Amália costumava contar a história de como os musicais de Fred Astaire lhe salvaram literalmente a vida, quando foi para Nova Iorque depois de lhe diagnosticarem um tumor. Hospedou-se num hotel e, em jeito de despedida, pediu na receção um equipamento de vídeo e cassetes de filmes com o dançarino e cantor, que lhe terão devolvido a vontade de viver. A história é narrada pela própria no documentário ‘Estranha Forma de Vida’, de Bruno de Almeida. “Estava convencida de que ia morrer, ou de que me ia matar – é a mesma coisa, o mesmo resultado. Ajudou-me muito, aquele homem. Às vezes dizem-me ‘a Amália tem-me ajudado muito, quando estou triste ou doente, quando a ouço cantar’. E eu não percebia aquilo. Só percebo agora, depois da minha experiência com as cassetes do Fred Astaire.” Não é Beethoven, Bob Dylan, John Lennon ou Bach, mas a alegria da música que Astaire cantava e dançava fez a diferença num momento decisivo.

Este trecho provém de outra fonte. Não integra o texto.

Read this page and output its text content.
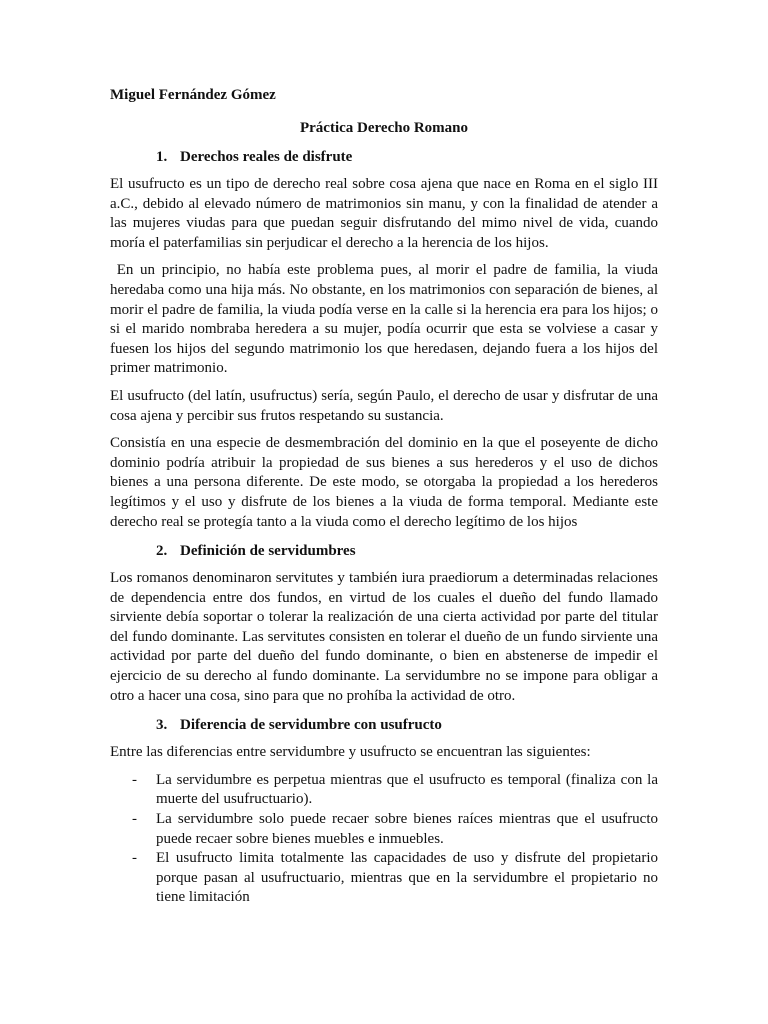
Miguel Fernández Gómez
Práctica Derecho Romano
1. Derechos reales de disfrute

El usufructo es un tipo de derecho real sobre cosa ajena que nace en Roma en el siglo III a.C., debido al elevado número de matrimonios sin manu, y con la finalidad de atender a las mujeres viudas para que puedan seguir disfrutando del mimo nivel de vida, cuando moría el paterfamilias sin perjudicar el derecho a la herencia de los hijos.

En un principio, no había este problema pues, al morir el padre de familia, la viuda heredaba como una hija más. No obstante, en los matrimonios con separación de bienes, al morir el padre de familia, la viuda podía verse en la calle si la herencia era para los hijos; o si el marido nombraba heredera a su mujer, podía ocurrir que esta se volviese a casar y fuesen los hijos del segundo matrimonio los que heredasen, dejando fuera a los hijos del primer matrimonio.

El usufructo (del latín, usufructus) sería, según Paulo, el derecho de usar y disfrutar de una cosa ajena y percibir sus frutos respetando su sustancia.

Consistía en una especie de desmembración del dominio en la que el poseyente de dicho dominio podría atribuir la propiedad de sus bienes a sus herederos y el uso de dichos bienes a una persona diferente. De este modo, se otorgaba la propiedad a los herederos legítimos y el uso y disfrute de los bienes a la viuda de forma temporal. Mediante este derecho real se protegía tanto a la viuda como el derecho legítimo de los hijos

2. Definición de servidumbres

Los romanos denominaron servitutes y también iura praediorum a determinadas relaciones de dependencia entre dos fundos, en virtud de los cuales el dueño del fundo llamado sirviente debía soportar o tolerar la realización de una cierta actividad por parte del titular del fundo dominante. Las servitutes consisten en tolerar el dueño de un fundo sirviente una actividad por parte del dueño del fundo dominante, o bien en abstenerse de impedir el ejercicio de su derecho al fundo dominante. La servidumbre no se impone para obligar a otro a hacer una cosa, sino para que no prohíba la actividad de otro.

3. Diferencia de servidumbre con usufructo

Entre las diferencias entre servidumbre y usufructo se encuentran las siguientes:

- La servidumbre es perpetua mientras que el usufructo es temporal (finaliza con la muerte del usufructuario).
- La servidumbre solo puede recaer sobre bienes raíces mientras que el usufructo puede recaer sobre bienes muebles e inmuebles.
- El usufructo limita totalmente las capacidades de uso y disfrute del propietario porque pasan al usufructuario, mientras que en la servidumbre el propietario no tiene limitación
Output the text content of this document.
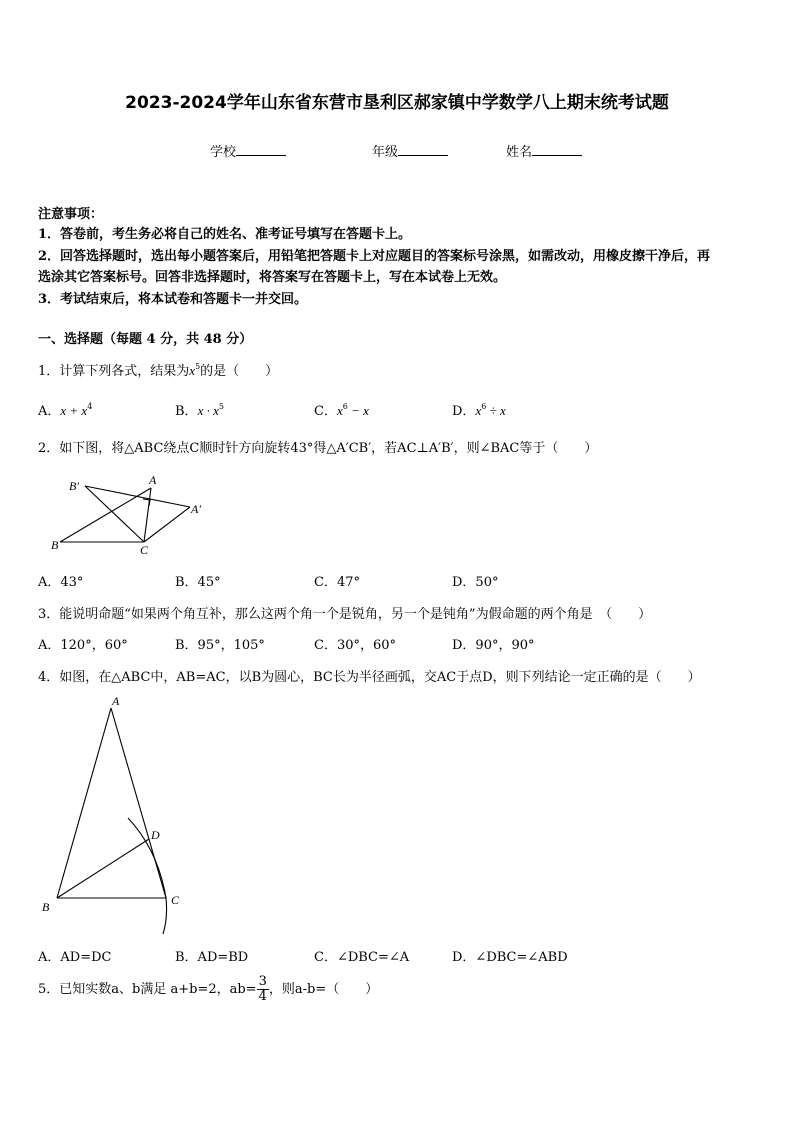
2023-2024学年山东省东营市垦利区郝家镇中学数学八上期末统考试题
学校	年级	姓名
注意事项：
1．答卷前，考生务必将自己的姓名、准考证号填写在答题卡上。
2．回答选择题时，选出每小题答案后，用铅笔把答题卡上对应题目的答案标号涂黑，如需改动，用橡皮擦干净后，再
选涂其它答案标号。回答非选择题时，将答案写在答题卡上，写在本试卷上无效。
3．考试结束后，将本试卷和答题卡一并交回。
一、选择题（每题 4 分，共 48 分）
1．计算下列各式，结果为$x^5$的是（　　）
A．$x + x^4$	B．$x \cdot x^5$	C．$x^6 - x$	D．$x^6 \div x$
2．如下图，将△ABC绕点C顺时针方向旋转43°得△A′CB′，若AC⊥A′B′，则∠BAC等于（　　）
B′	A
A′
B	C
A．43°	B．45°	C．47°	D．50°
3．能说明命题“如果两个角互补，那么这两个角一个是锐角，另一个是钝角”为假命题的两个角是　（　　）
A．120°，60°	B．95°，105°	C．30°，60°	D．90°，90°
4．如图，在△ABC中，AB=AC，以B为圆心，BC长为半径画弧，交AC于点D，则下列结论一定正确的是（　　）
A
B	C
D
A．AD=DC	B．AD=BD	C．∠DBC=∠A	D．∠DBC=∠ABD
5．已知实数a、b满足 a+b=2，$ab= \frac{3}{4}$ ，则a-b=（　　）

Robbie Williams e epifanias

Abílio Oliveira, doutorado em Psicologia Social e professor auxiliar do
ISCTE, trabalhou com Daniel Sampaio no Núcleo de Estudos sobre o Suicídio e conhece de perto casos de quem diz ter sido salvo no momento certo pela canção certa. Um dos seus artigos académicos, ‘O Som e os Outros na Vida e na Morte’, fala justamente sobre a importância da música entre os jovens. “É muito comum. Lembro-me de vários casos, um deles de uma miúda de uns 15 ou 16 anos que estava a pensar num gesto suicida que interrompeu porque pensou no ‘Real Love’ do Robbie Williams, em que ele canta: ‘I just want to feel real love’ (só quero sentir amor verdadeiro).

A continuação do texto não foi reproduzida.